魚津市のホテルグランミラージュの展望フロアにアーティスト、舘鼻則孝さんのアートワークに囲まれた温浴施設「スパ・バルナージュ」がこの春オープンした。舘鼻さんはレディー・ガガさんの履くヒールレスシューズの作者として世界的に知られ、富山にもルーツがある。富山で生まれた「新作」への思いを語った。(聞き手・田尻秀幸、撮影・鳥飼祥恵)

——舘鼻さんは富山にルーツがあり、おじいさんが東京で銭湯を経営されていたそうですね。その富山とお風呂に縁が深い舘鼻さんがこの春、魚津にあるホテルの浴場のアートワークを手掛けた。どのような思いですか。

 

 祖父が舟橋村出身です。僕の父が生まれてすぐの頃に上京しました。そこから知人の銭湯に弟子入りして独立したようです。「歌舞伎湯」という名前で新宿のど真ん中で営業してました。そういう縁もあったので、今回富山でお風呂のお仕事をいただいたのはとてもうれしかった。

 自分がお風呂屋さんをやるかどうかは別にして、いつか何らかの形で関わってみたかったんです。だから、今回の仕事は自分のルーツを探るような感慨もあり、特別なものです。

 

 富山という場所は作り手の視点で見ても面白いですよね。工芸やものづくりの拠点はかなり北陸にそろっている。京都や東京とはまた違う伝統文化が残っているし、アンダーグラウンド感がある。京都や東京は完成されちゃっているから、作り手としては富山のような場所での仕事は刺激的ですね。

——舘鼻さんはその銭湯の記憶はあるんですか。

 いや、生まれた時にはもうビルに建て替わっていましたね。バブルの頃でしょうね。祖父が亡くなった時、遺品を整理しながら当時の話を父からいろいろと聞きました。

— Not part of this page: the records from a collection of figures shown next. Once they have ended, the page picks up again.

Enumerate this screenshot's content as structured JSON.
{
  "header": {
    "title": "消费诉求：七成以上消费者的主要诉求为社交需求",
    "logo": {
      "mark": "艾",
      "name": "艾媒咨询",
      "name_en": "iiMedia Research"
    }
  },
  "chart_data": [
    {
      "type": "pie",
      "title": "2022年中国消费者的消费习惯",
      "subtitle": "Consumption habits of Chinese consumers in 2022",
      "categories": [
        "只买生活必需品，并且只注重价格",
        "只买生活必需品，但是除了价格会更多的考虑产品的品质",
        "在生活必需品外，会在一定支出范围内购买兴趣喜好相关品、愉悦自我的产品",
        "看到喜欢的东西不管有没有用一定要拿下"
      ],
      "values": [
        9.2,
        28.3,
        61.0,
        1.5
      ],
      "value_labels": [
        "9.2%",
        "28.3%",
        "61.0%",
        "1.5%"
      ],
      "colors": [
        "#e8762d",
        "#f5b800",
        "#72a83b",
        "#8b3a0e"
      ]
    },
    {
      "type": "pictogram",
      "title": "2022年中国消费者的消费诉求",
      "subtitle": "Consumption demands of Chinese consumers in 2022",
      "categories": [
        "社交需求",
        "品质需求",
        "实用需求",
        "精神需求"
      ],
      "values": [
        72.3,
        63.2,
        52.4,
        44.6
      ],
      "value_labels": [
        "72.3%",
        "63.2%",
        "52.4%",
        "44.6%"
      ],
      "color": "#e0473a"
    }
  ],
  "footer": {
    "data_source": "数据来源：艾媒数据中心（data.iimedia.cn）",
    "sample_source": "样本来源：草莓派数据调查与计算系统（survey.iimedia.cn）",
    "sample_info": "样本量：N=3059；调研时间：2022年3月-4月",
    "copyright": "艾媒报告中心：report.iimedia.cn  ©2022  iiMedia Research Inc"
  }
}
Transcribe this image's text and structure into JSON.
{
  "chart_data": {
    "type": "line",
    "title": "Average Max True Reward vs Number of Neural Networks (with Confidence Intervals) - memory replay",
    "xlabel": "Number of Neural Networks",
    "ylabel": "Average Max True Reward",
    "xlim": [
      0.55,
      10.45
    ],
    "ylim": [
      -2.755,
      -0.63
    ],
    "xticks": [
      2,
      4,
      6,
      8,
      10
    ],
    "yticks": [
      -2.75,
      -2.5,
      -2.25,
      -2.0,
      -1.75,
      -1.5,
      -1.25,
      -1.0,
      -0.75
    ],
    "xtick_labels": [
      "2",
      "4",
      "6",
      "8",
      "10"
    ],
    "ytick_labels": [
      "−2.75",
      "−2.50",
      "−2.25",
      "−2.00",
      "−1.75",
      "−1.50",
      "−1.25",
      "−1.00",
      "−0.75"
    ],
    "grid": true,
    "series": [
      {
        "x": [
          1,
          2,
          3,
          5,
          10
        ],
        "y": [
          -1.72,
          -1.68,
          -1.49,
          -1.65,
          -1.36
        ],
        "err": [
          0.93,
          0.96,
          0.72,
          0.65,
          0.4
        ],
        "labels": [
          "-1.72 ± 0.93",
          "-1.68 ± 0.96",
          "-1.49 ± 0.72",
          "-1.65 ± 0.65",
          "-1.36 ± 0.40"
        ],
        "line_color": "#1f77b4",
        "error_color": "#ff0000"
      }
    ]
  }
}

——今回アートワークを手掛けた浴場はどんなものになりましたか。

 立山連峰をモチーフにした壁画を描きました。具体的に言うと、山側の浴室は太陽が輝く鮮やかな色彩の図で、海側の方は荒々しい雷雲の図を描いています。うちの銭湯もそうだったのですが、モザイク壁画の手法を取りました。

 やはり立山は富山でしか見られないもの。東京だと富士山なんだろうけど、立山の雄大さは一味違う。立山信仰が地域に根差していましたが、昔の人の気持ちはよく分かります。街の景色は変わるけど、立山はずっと変わらずにありますから。

 浴場は元々チャペルだったので「どうなるだろう」と当初は半信半疑なところもありましたが、うまくいったと思います。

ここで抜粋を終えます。